Multi-level tiling in affine

I would like to perform multi-level tiling with --affine-loop-tile pass, but I am struggling to do so. I think perhaps it is not supported?

  1. I would like to do something like the following:
    Start with a 104 x 104 matmul,
  func.func @matmul104x104(%arg0: memref<104x104xi8, strided<[?, ?], offset: ?>>, %arg1: memref<104x104xi8, strided<[?, ?], offset: ?>>, %arg2: memref<104x104xi32, strided<[?, ?], offset: ?>>) -> memref<104x104xi32, strided<[?, ?], offset: ?>> {
    affine.for %arg3 = 0 to 104 {
      affine.for %arg4 = 0 to 104 {
        affine.for %arg5 = 0 to 104 {
          %0 = affine.load %arg0[%arg3, %arg5] : memref<104x104xi8, strided<[?, ?], offset: ?>>
          %1 = affine.load %arg1[%arg5, %arg4] : memref<104x104xi8, strided<[?, ?], offset: ?>>
          %2 = affine.load %arg2[%arg3, %arg4] : memref<104x104xi32, strided<[?, ?], offset: ?>>
          %3 = arith.extsi %0 : i8 to i32
          %4 = arith.extsi %1 : i8 to i32
          %5 = arith.muli %3, %4 : i32
          %6 = arith.addi %2, %5 : i32
          affine.store %6, %arg2[%arg3, %arg4] : memref<104x104xi32, strided<[?, ?], offset: ?>>
        }
      }
    }
    return %arg2 : memref<104x104xi32, strided<[?, ?], offset: ?>>
  }

Then tile the third loop twice, so that the %arg5 dimension is broken into tiles of size 26, which are then broken into even smaller tiles of 13. Something like:

#map = affine_map<(d0) -> (d0)>
#map1 = affine_map<(d0) -> (d0 + 8)>
#map2 = affine_map<(d0) -> (d0 + 26)>
#map3 = affine_map<(d0) -> (d0 + 13)>
func.func @matmul104x104(%arg0: memref<104x104xi8, strided<[?, ?], offset: ?>>, %arg1: memref<104x104xi8, strided<[?, ?], offset: ?>>, %arg2: memref<104x104xi32, strided<[?, ?], offset: ?>>) -> memref<104x104xi32, strided<[?, ?], offset: ?>> {
    affine.for %arg3 = 0 to 104 step 8 {
      affine.for %arg4 = 0 to 104 step 8 {
        affine.for %arg5 = 0 to 104 step 26 {
          affine.for %arg6 = #map(%arg3) to #map1(%arg3) {
            affine.for %arg7 = #map(%arg4) to #map1(%arg4) {
              affine.for %arg8 = #map(%arg5) to #map2(%arg5) step 13{ 
                affine.for %arg9 = #map(%arg8) to #map3(%arg8) {
                  %0 = affine.load %arg0[%arg6, %arg9] : memref<104x104xi8, strided<[?, ?], offset: ?>>
                  %1 = affine.load %arg1[%arg9, %arg7] : memref<104x104xi8, strided<[?, ?], offset: ?>>
                  %2 = affine.load %arg2[%arg6, %arg7] : memref<104x104xi32, strided<[?, ?], offset: ?>>
                  %3 = arith.extsi %0 : i8 to i32
                  %4 = arith.extsi %1 : i8 to i32
                  %5 = arith.muli %3, %4 : i32
                  %6 = arith.addi %2, %5 : i32
                  affine.store %6, %arg2[%arg6, %arg7] : memref<104x104xi32, strided<[?, ?], offset: ?>>
                }// end of hoodle for
              }
            }
          }
        }
      }
    }
    return %arg2 : memref<104x104xi32, strided<[?, ?], offset: ?>>
  }

Is this currently supported and I am not using the affine tiling pass correctly, or is this indeed impossible with the current affine tiling pass?

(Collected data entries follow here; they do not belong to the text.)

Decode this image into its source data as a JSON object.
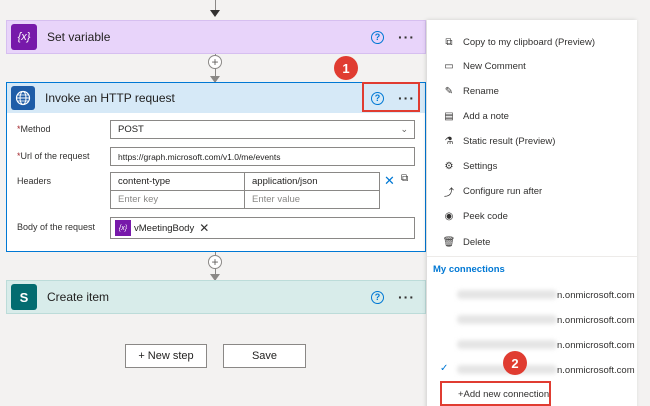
{
  "set_variable": {
    "title": "Set variable",
    "icon": "{x}"
  },
  "http": {
    "title": "Invoke an HTTP request",
    "method_label": "Method",
    "method_value": "POST",
    "url_label": "Url of the request",
    "url_value": "https://graph.microsoft.com/v1.0/me/events",
    "headers_label": "Headers",
    "header_key": "content-type",
    "header_value": "application/json",
    "key_placeholder": "Enter key",
    "value_placeholder": "Enter value",
    "body_label": "Body of the request",
    "body_token": "vMeetingBody",
    "token_icon": "{x}"
  },
  "create_item": {
    "title": "Create item",
    "icon": "S"
  },
  "buttons": {
    "new_step": "+ New step",
    "save": "Save"
  },
  "menu": {
    "items": [
      {
        "label": "Copy to my clipboard (Preview)",
        "icon": "copy-icon"
      },
      {
        "label": "New Comment",
        "icon": "comment-icon"
      },
      {
        "label": "Rename",
        "icon": "rename-icon"
      },
      {
        "label": "Add a note",
        "icon": "note-icon"
      },
      {
        "label": "Static result (Preview)",
        "icon": "beaker-icon"
      },
      {
        "label": "Settings",
        "icon": "gear-icon"
      },
      {
        "label": "Configure run after",
        "icon": "run-after-icon"
      },
      {
        "label": "Peek code",
        "icon": "eye-icon"
      },
      {
        "label": "Delete",
        "icon": "trash-icon"
      }
    ],
    "connections_heading": "My connections",
    "connections": [
      {
        "domain": "n.onmicrosoft.com",
        "selected": false
      },
      {
        "domain": "n.onmicrosoft.com",
        "selected": false
      },
      {
        "domain": "n.onmicrosoft.com",
        "selected": false
      },
      {
        "domain": "n.onmicrosoft.com",
        "selected": true
      }
    ],
    "add_connection": "+Add new connection"
  },
  "annotations": {
    "badge_1": "1",
    "badge_2": "2"
  },
  "colors": {
    "accent": "#0078d4",
    "annotation_red": "#e03c31",
    "variable_purple": "#7719aa",
    "sharepoint_teal": "#036c70"
  }
}
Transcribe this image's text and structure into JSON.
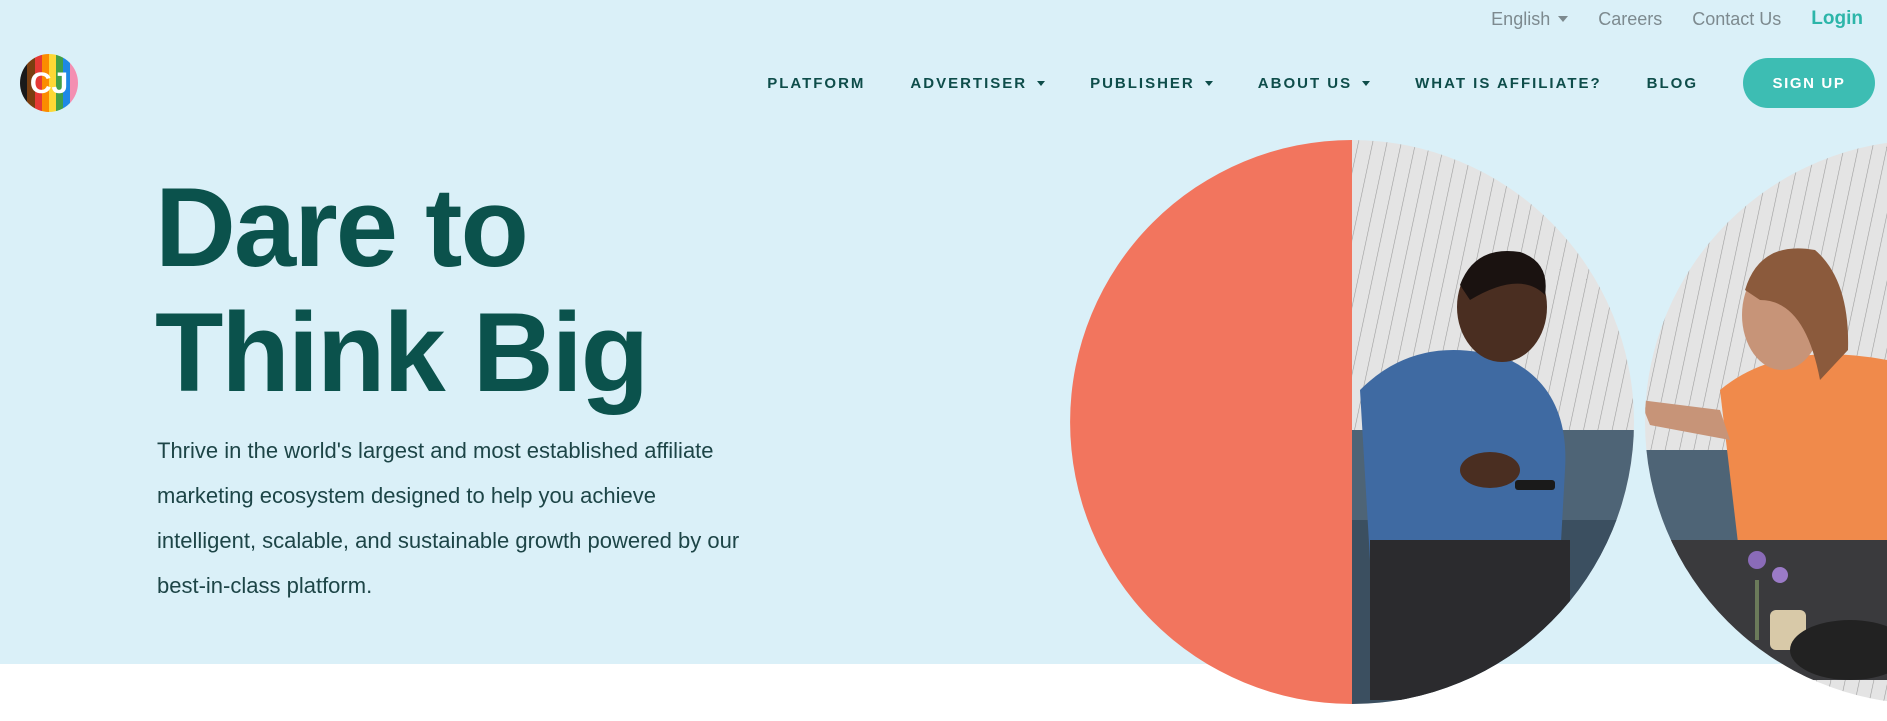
{
  "utility": {
    "language": "English",
    "careers": "Careers",
    "contact": "Contact Us",
    "login": "Login"
  },
  "nav": {
    "items": [
      {
        "label": "PLATFORM",
        "dropdown": false
      },
      {
        "label": "ADVERTISER",
        "dropdown": true
      },
      {
        "label": "PUBLISHER",
        "dropdown": true
      },
      {
        "label": "ABOUT US",
        "dropdown": true
      },
      {
        "label": "WHAT IS AFFILIATE?",
        "dropdown": false
      },
      {
        "label": "BLOG",
        "dropdown": false
      }
    ],
    "signup": "SIGN UP"
  },
  "logo": {
    "letters": "CJ"
  },
  "hero": {
    "headline_line1": "Dare to",
    "headline_line2": "Think Big",
    "subtext": "Thrive in the world's largest and most established affiliate marketing ecosystem designed to help you achieve intelligent, scalable, and sustainable growth powered by our best-in-class platform."
  },
  "colors": {
    "hero_bg": "#daf0f8",
    "headline": "#0b524c",
    "accent": "#3dbdb3",
    "coral": "#f2755e"
  }
}
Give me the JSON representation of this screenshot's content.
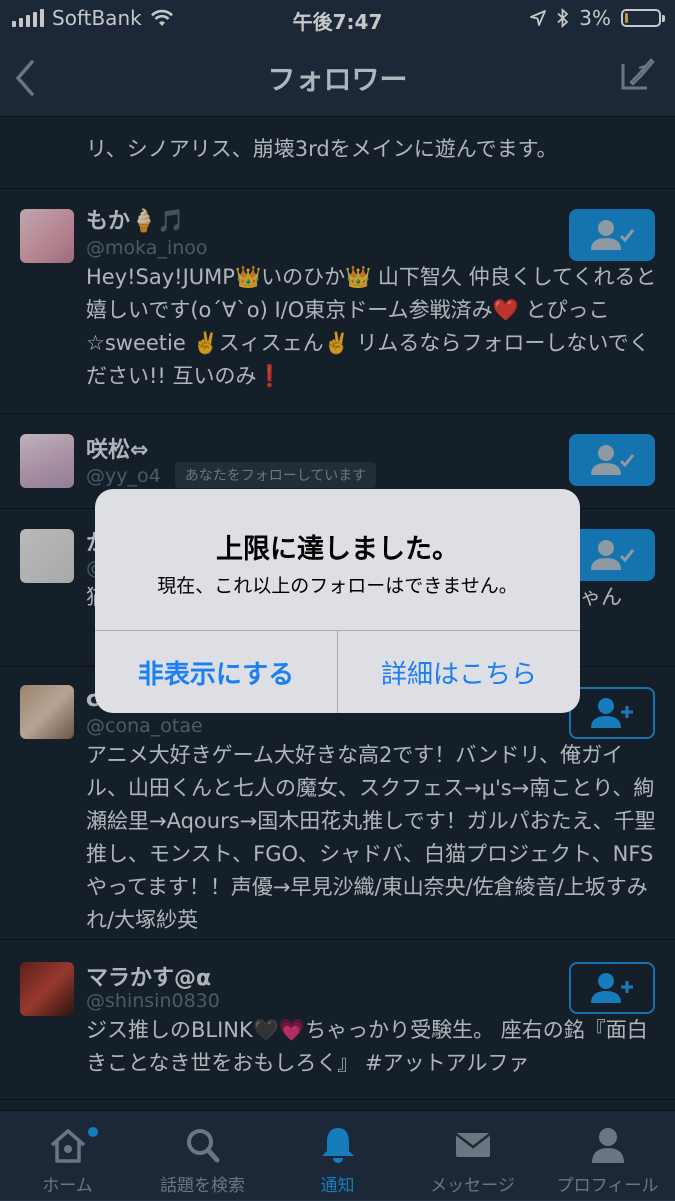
{
  "status_bar": {
    "carrier": "SoftBank",
    "time": "午後7:47",
    "battery": "3%",
    "battery_level": 0.03
  },
  "nav": {
    "title": "フォロワー"
  },
  "followers": [
    {
      "bio": "リ、シノアリス、崩壊3rdをメインに遊んでます。"
    },
    {
      "name": "もか🍦🎵",
      "handle": "@moka_inoo",
      "bio": "Hey!Say!JUMP👑いのひか👑 山下智久 仲良くしてくれると嬉しいです(o´∀`o) I/O東京ドーム参戦済み❤️ とぴっこ☆sweetie ✌️スィスェん✌️ リムるならフォローしないでください!! 互いのみ❗",
      "state": "following"
    },
    {
      "name": "咲松⇔",
      "handle": "@yy_o4",
      "badge": "あなたをフォローしています",
      "state": "following"
    },
    {
      "name": "か",
      "handle": "@",
      "bio": "猫",
      "bio_tail": "ゃん",
      "state": "following"
    },
    {
      "name": "c",
      "handle": "@cona_otae",
      "bio": "アニメ大好きゲーム大好きな高2です！バンドリ、俺ガイル、山田くんと七人の魔女、スクフェス→μ's→南ことり、絢瀬絵里→Aqours→国木田花丸推しです！ガルパおたえ、千聖推し、モンスト、FGO、シャドバ、白猫プロジェクト、NFSやってます！！声優→早見沙織/東山奈央/佐倉綾音/上坂すみれ/大塚紗英",
      "state": "follow"
    },
    {
      "name": "マラかす@α",
      "handle": "@shinsin0830",
      "bio": "ジス推しのBLINK🖤💗ちゃっかり受験生。 座右の銘『面白きことなき世をおもしろく』 #アットアルファ",
      "state": "follow"
    }
  ],
  "alert": {
    "title": "上限に達しました。",
    "message": "現在、これ以上のフォローはできません。",
    "hide_button": "非表示にする",
    "details_button": "詳細はこちら"
  },
  "tabbar": [
    {
      "label": "ホーム",
      "icon": "home-icon"
    },
    {
      "label": "話題を検索",
      "icon": "search-icon"
    },
    {
      "label": "通知",
      "icon": "bell-icon"
    },
    {
      "label": "メッセージ",
      "icon": "envelope-icon"
    },
    {
      "label": "プロフィール",
      "icon": "profile-icon"
    }
  ],
  "colors": {
    "accent": "#1da1f2",
    "background": "#1b2836",
    "bar": "#243447",
    "alert_button": "#1a7ef5"
  }
}
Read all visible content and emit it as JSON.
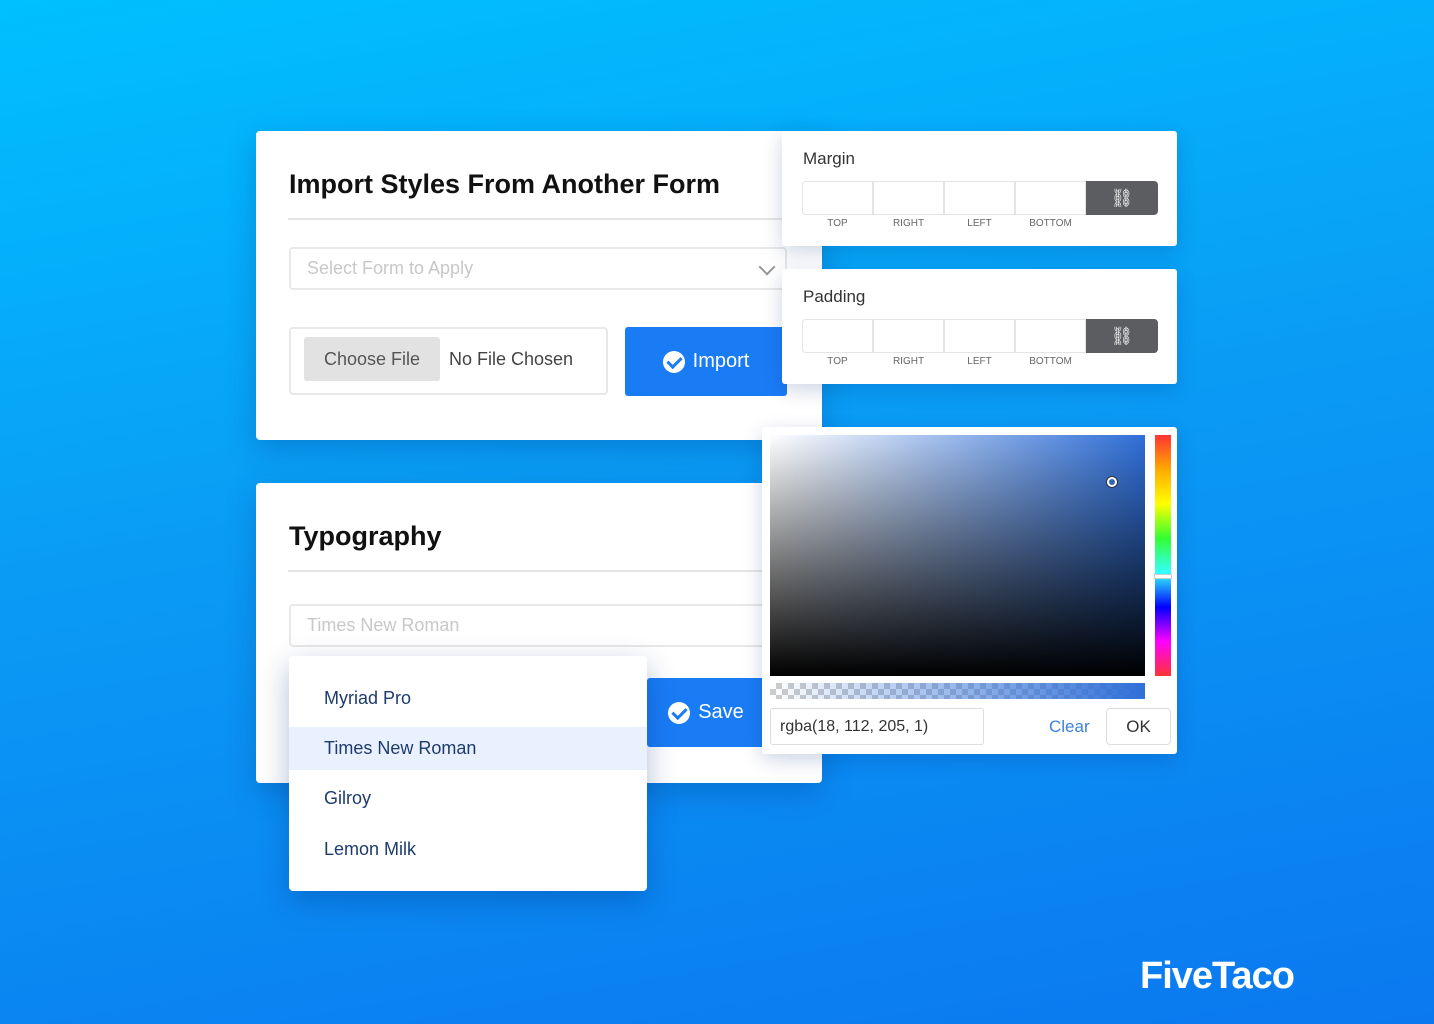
{
  "import_card": {
    "title": "Import Styles From Another Form",
    "select_placeholder": "Select Form to Apply",
    "choose_file": "Choose File",
    "no_file": "No File Chosen",
    "import_button": "Import"
  },
  "margin": {
    "title": "Margin",
    "labels": [
      "TOP",
      "RIGHT",
      "LEFT",
      "BOTTOM"
    ],
    "link_icon": "unlink-icon"
  },
  "padding": {
    "title": "Padding",
    "labels": [
      "TOP",
      "RIGHT",
      "LEFT",
      "BOTTOM"
    ],
    "link_icon": "unlink-icon"
  },
  "typography": {
    "title": "Typography",
    "select_value": "Times New Roman",
    "save_button": "Save",
    "options": [
      "Myriad Pro",
      "Times New Roman",
      "Gilroy",
      "Lemon Milk"
    ],
    "highlighted": "Times New Roman"
  },
  "color_picker": {
    "value": "rgba(18, 112, 205, 1)",
    "clear": "Clear",
    "ok": "OK",
    "hue_color": "#1270cd"
  },
  "brand": {
    "logo": "FiveTaco"
  },
  "colors": {
    "accent": "#1a7cf5",
    "link_button": "#5c5d60"
  }
}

  1. I have been looking at this post, which talks about handling non-hyper-rectangular loop nests, but I am not convinced that multi-level tiling is the same thing as handling non-hyperrectangular loop nests (is it the same thing? Do I really need to perform computationally expensive Fourier-Motzkin elimination just to tile the same dimension of a matrix twice? )

Help and thoughts on this would be greatly appreciated!